The Documentation Standard for Work Papers

The SFC’s inspection teams now review sponsor work papers against a documented checklist that includes specific fields for customer dependency analysis. The checklist requires the sponsor to record: the percentage of revenue from each major customer for each of the three most recent financial years; the contract end date and notice period for each customer; the date of the sponsor’s site visit to each customer; the name and title of the customer personnel interviewed; the source of any independent verification obtained; and the results of the sponsor’s financial dependency modelling. Where any field is left blank, the SFC treats the omission as a deficiency unless the sponsor can provide a documented explanation of why the field was not applicable.

Actionable Takeaways for Sponsor Compliance Teams

  1. Implement a mandatory customer dependency checklist in the sponsor’s due diligence work programme that requires primary source verification for every customer contributing 10% or more of the applicant’s revenue, with documented evidence for each verification step.
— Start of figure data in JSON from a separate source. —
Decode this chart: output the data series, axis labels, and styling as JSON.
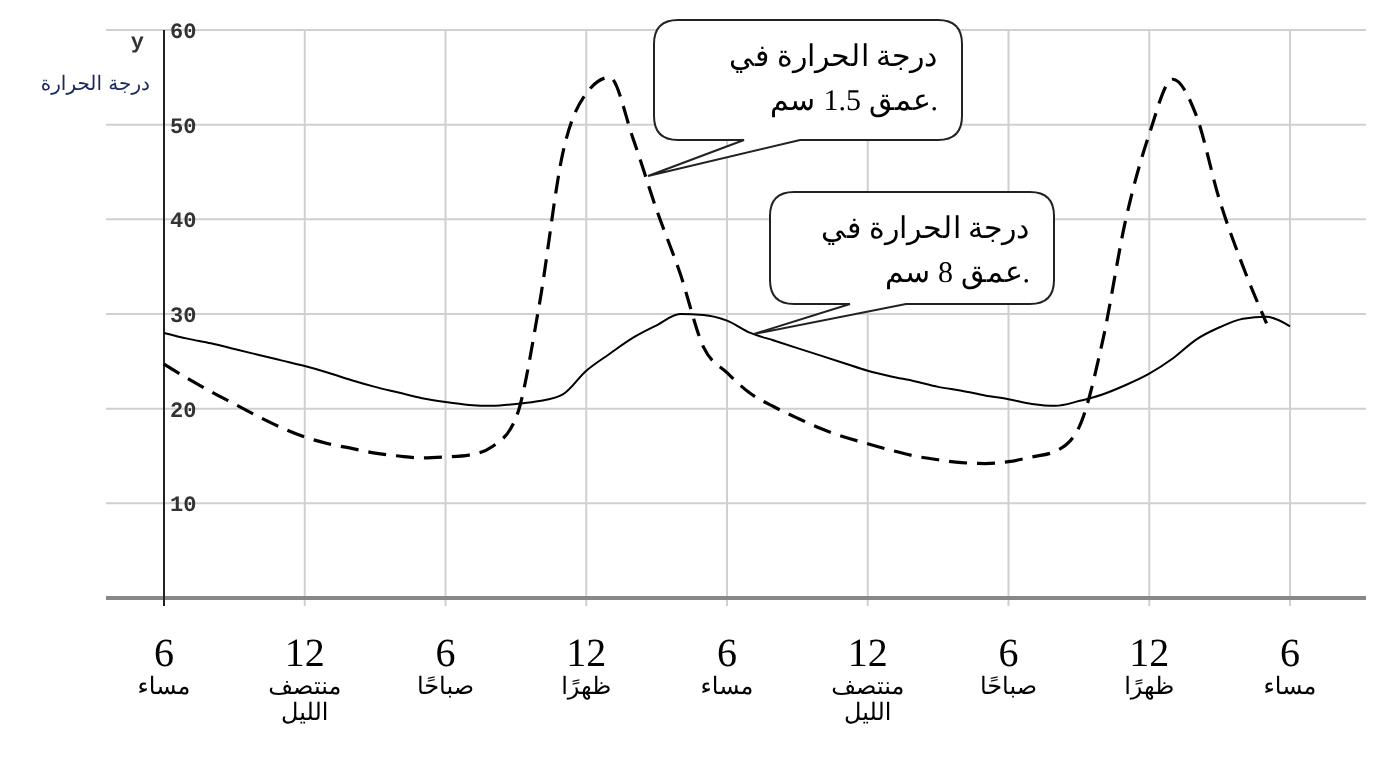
{
  "chart_data": {
    "type": "line",
    "ylabel": "درجة الحرارة",
    "ylim": [
      0,
      60
    ],
    "yticks": [
      10,
      20,
      30,
      40,
      50,
      60
    ],
    "categories": [
      "6\nمساء",
      null,
      null,
      null,
      null,
      null,
      "12\nمنتصف\nالليل",
      null,
      null,
      null,
      null,
      null,
      "6\nصباحًا",
      null,
      null,
      null,
      null,
      null,
      "12\nظهرًا",
      null,
      null,
      null,
      null,
      null,
      "6\nمساء",
      null,
      null,
      null,
      null,
      null,
      "12\nمنتصف\nالليل",
      null,
      null,
      null,
      null,
      null,
      "6\nصباحًا",
      null,
      null,
      null,
      null,
      null,
      "12\nظهرًا",
      null,
      null,
      null,
      null,
      null,
      "6\nمساء"
    ],
    "grid": true,
    "series": [
      {
        "color": "#000000",
        "line_style": "solid",
        "values": [
          28,
          27.4,
          26.9,
          26.3,
          25.7,
          25.1,
          24.5,
          23.8,
          23,
          22.3,
          21.7,
          21.1,
          20.7,
          20.4,
          20.3,
          20.5,
          20.8,
          21.5,
          24,
          25.8,
          27.5,
          28.8,
          30,
          29.9,
          29.3,
          28,
          27.2,
          26.4,
          25.6,
          24.8,
          24,
          23.4,
          22.9,
          22.3,
          21.9,
          21.4,
          21,
          20.5,
          20.3,
          20.8,
          21.5,
          22.5,
          23.7,
          25.3,
          27.3,
          28.6,
          29.5,
          29.7,
          28.7
        ]
      },
      {
        "color": "#000000",
        "line_style": "dashed",
        "values": [
          24.7,
          23.2,
          21.8,
          20.5,
          19.2,
          18,
          17,
          16.3,
          15.8,
          15.3,
          15,
          14.8,
          14.9,
          15.1,
          16,
          19,
          31,
          47,
          53.3,
          55,
          48.5,
          41,
          34.3,
          26.5,
          23.8,
          21.6,
          20.2,
          19,
          17.9,
          17,
          16.3,
          15.6,
          15,
          14.6,
          14.3,
          14.2,
          14.4,
          14.9,
          15.5,
          18,
          27,
          40,
          49,
          54.8,
          51,
          42,
          35,
          29,
          null
        ]
      }
    ],
    "annotations": [
      "y",
      "درجة الحرارة في\nعمق 1.5 سم.",
      "درجة الحرارة في\nعمق 8 سم."
    ]
  }
}
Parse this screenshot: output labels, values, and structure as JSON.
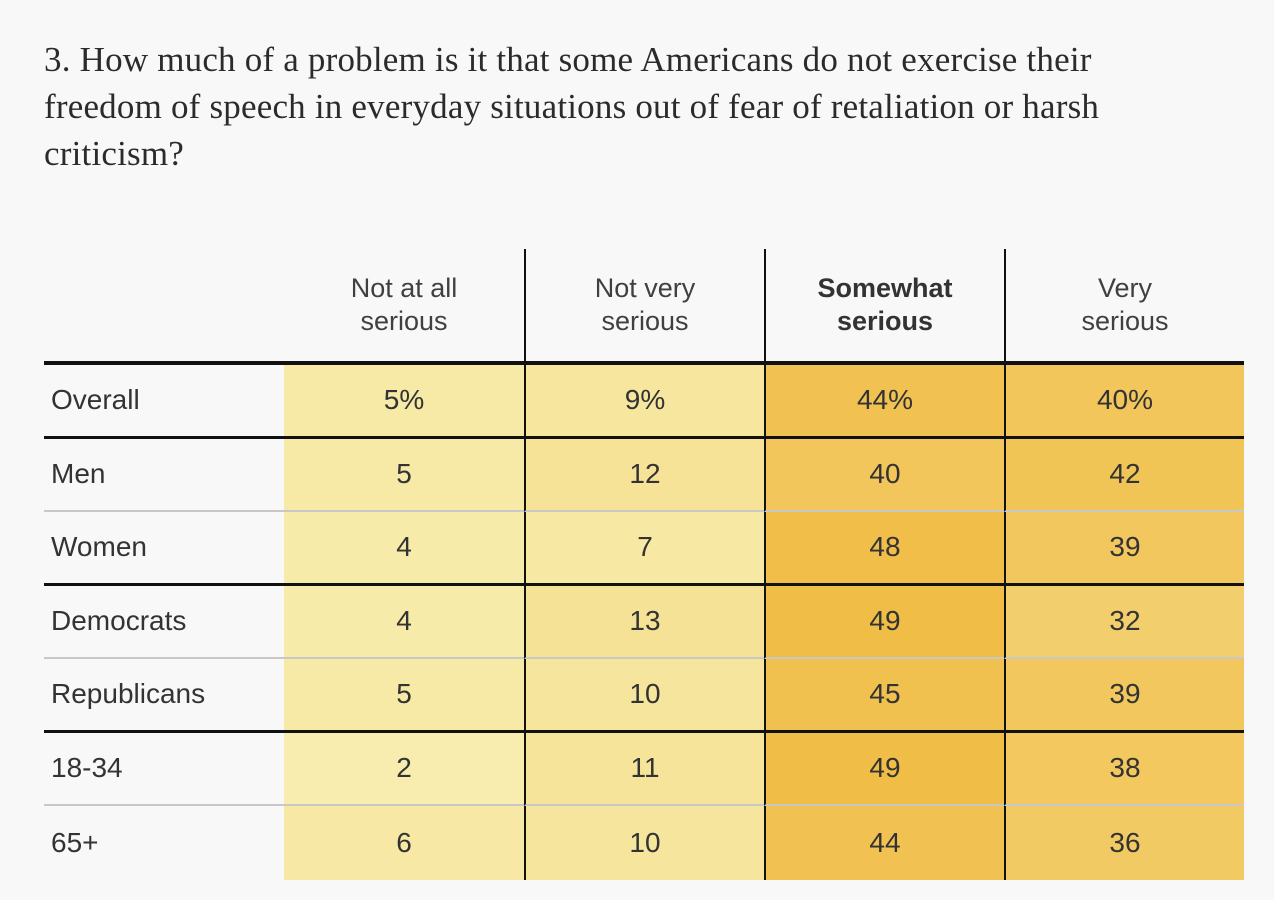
{
  "page": {
    "background_color": "#f8f8f8"
  },
  "title": {
    "text": "3. How much of a problem is it that some Americans do not exercise their freedom of speech in everyday situations out of fear of retaliation or harsh criticism?",
    "color": "#2b2b2b"
  },
  "table": {
    "column_headers": [
      {
        "lines": [
          "Not at all",
          "serious"
        ],
        "bold": false
      },
      {
        "lines": [
          "Not very",
          "serious"
        ],
        "bold": false
      },
      {
        "lines": [
          "Somewhat",
          "serious"
        ],
        "bold": true
      },
      {
        "lines": [
          "Very",
          "serious"
        ],
        "bold": false
      }
    ],
    "rows": [
      {
        "label": "Overall",
        "display": [
          "5%",
          "9%",
          "44%",
          "40%"
        ],
        "values": [
          5,
          9,
          44,
          40
        ],
        "separator_after": "black"
      },
      {
        "label": "Men",
        "display": [
          "5",
          "12",
          "40",
          "42"
        ],
        "values": [
          5,
          12,
          40,
          42
        ],
        "separator_after": "gray"
      },
      {
        "label": "Women",
        "display": [
          "4",
          "7",
          "48",
          "39"
        ],
        "values": [
          4,
          7,
          48,
          39
        ],
        "separator_after": "black"
      },
      {
        "label": "Democrats",
        "display": [
          "4",
          "13",
          "49",
          "32"
        ],
        "values": [
          4,
          13,
          49,
          32
        ],
        "separator_after": "gray"
      },
      {
        "label": "Republicans",
        "display": [
          "5",
          "10",
          "45",
          "39"
        ],
        "values": [
          5,
          10,
          45,
          39
        ],
        "separator_after": "black"
      },
      {
        "label": "18-34",
        "display": [
          "2",
          "11",
          "49",
          "38"
        ],
        "values": [
          2,
          11,
          49,
          38
        ],
        "separator_after": "gray"
      },
      {
        "label": "65+",
        "display": [
          "6",
          "10",
          "44",
          "36"
        ],
        "values": [
          6,
          10,
          44,
          36
        ],
        "separator_after": "none"
      }
    ],
    "heatmap": {
      "min_value": 0,
      "max_value": 50,
      "min_color": "#f8efb2",
      "max_color": "#f0bc45"
    },
    "colors": {
      "header_text": "#404040",
      "cell_text": "#333333",
      "rule_black": "#111111",
      "rule_gray": "#c8c8c8"
    }
  },
  "chart_data": {
    "type": "heatmap",
    "title": "3. How much of a problem is it that some Americans do not exercise their freedom of speech in everyday situations out of fear of retaliation or harsh criticism?",
    "columns": [
      "Not at all serious",
      "Not very serious",
      "Somewhat serious",
      "Very serious"
    ],
    "rows": [
      "Overall",
      "Men",
      "Women",
      "Democrats",
      "Republicans",
      "18-34",
      "65+"
    ],
    "values": [
      [
        5,
        9,
        44,
        40
      ],
      [
        5,
        12,
        40,
        42
      ],
      [
        4,
        7,
        48,
        39
      ],
      [
        4,
        13,
        49,
        32
      ],
      [
        5,
        10,
        45,
        39
      ],
      [
        2,
        11,
        49,
        38
      ],
      [
        6,
        10,
        44,
        36
      ]
    ],
    "unit": "%",
    "highlighted_column": "Somewhat serious",
    "color_scale": {
      "low": "#f8efb2",
      "high": "#f0bc45",
      "domain": [
        0,
        50
      ]
    },
    "row_groups": [
      [
        "Overall"
      ],
      [
        "Men",
        "Women"
      ],
      [
        "Democrats",
        "Republicans"
      ],
      [
        "18-34",
        "65+"
      ]
    ]
  }
}
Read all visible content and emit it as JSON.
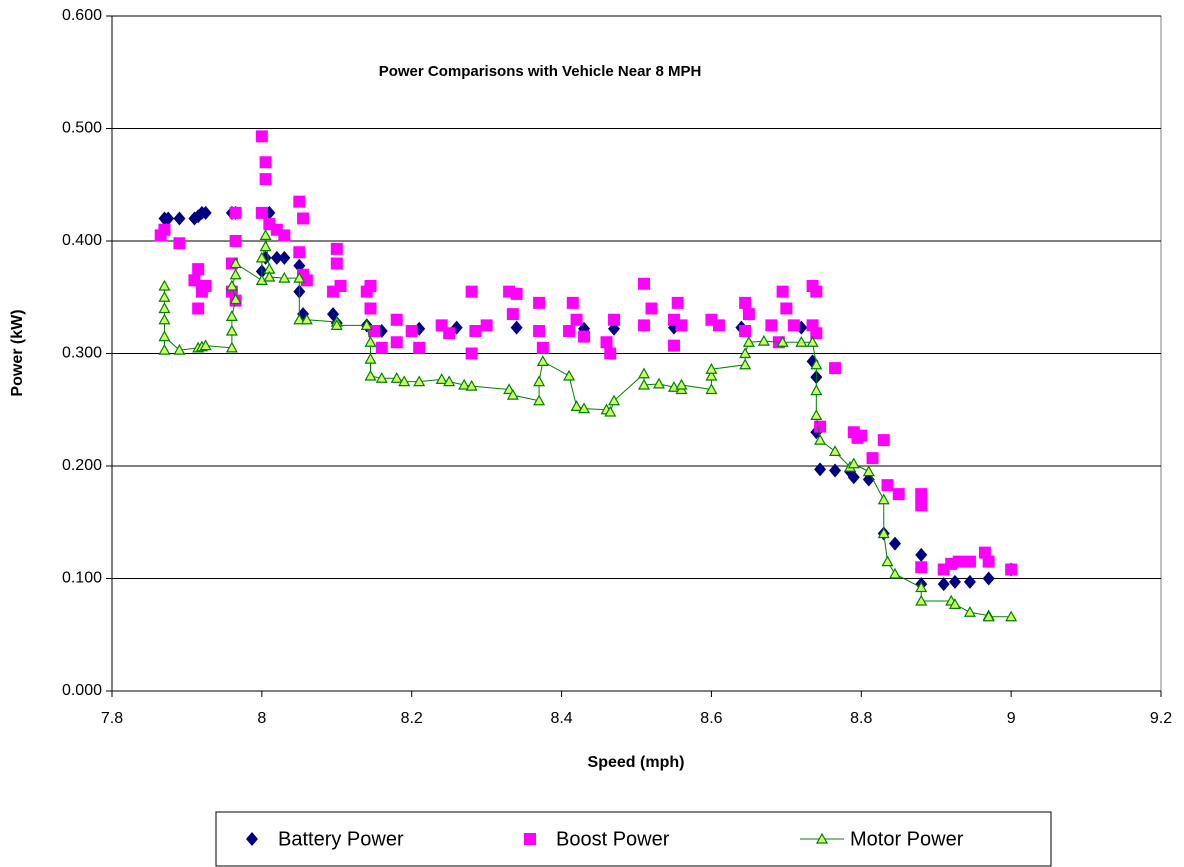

  2. Engage independent industry experts to validate customer market position and supplier substitutability for any applicant where a single customer contributes 40% or more of revenue, and document the expert’s qualifications and methodology in the work papers.

  3. Conduct beneficial ownership tracing to the ultimate natural person level for each major customer, using corporate registry searches, bank account verification, and public record checks, and reconcile the results against the applicant’s register of connected persons.

  4. Build a financial dependency model that tests the applicant’s viability under the loss of the single largest customer, the top two customers, and a 50% revenue reduction from all major customers, and require the model to be reviewed by a second partner not on the engagement team.

  5. Schedule site visits to each major customer’s principal place of business at least once during the due diligence period, with a documented meeting agenda that includes verification of the customer’s operational capacity, financial condition, and procurement decision-making process.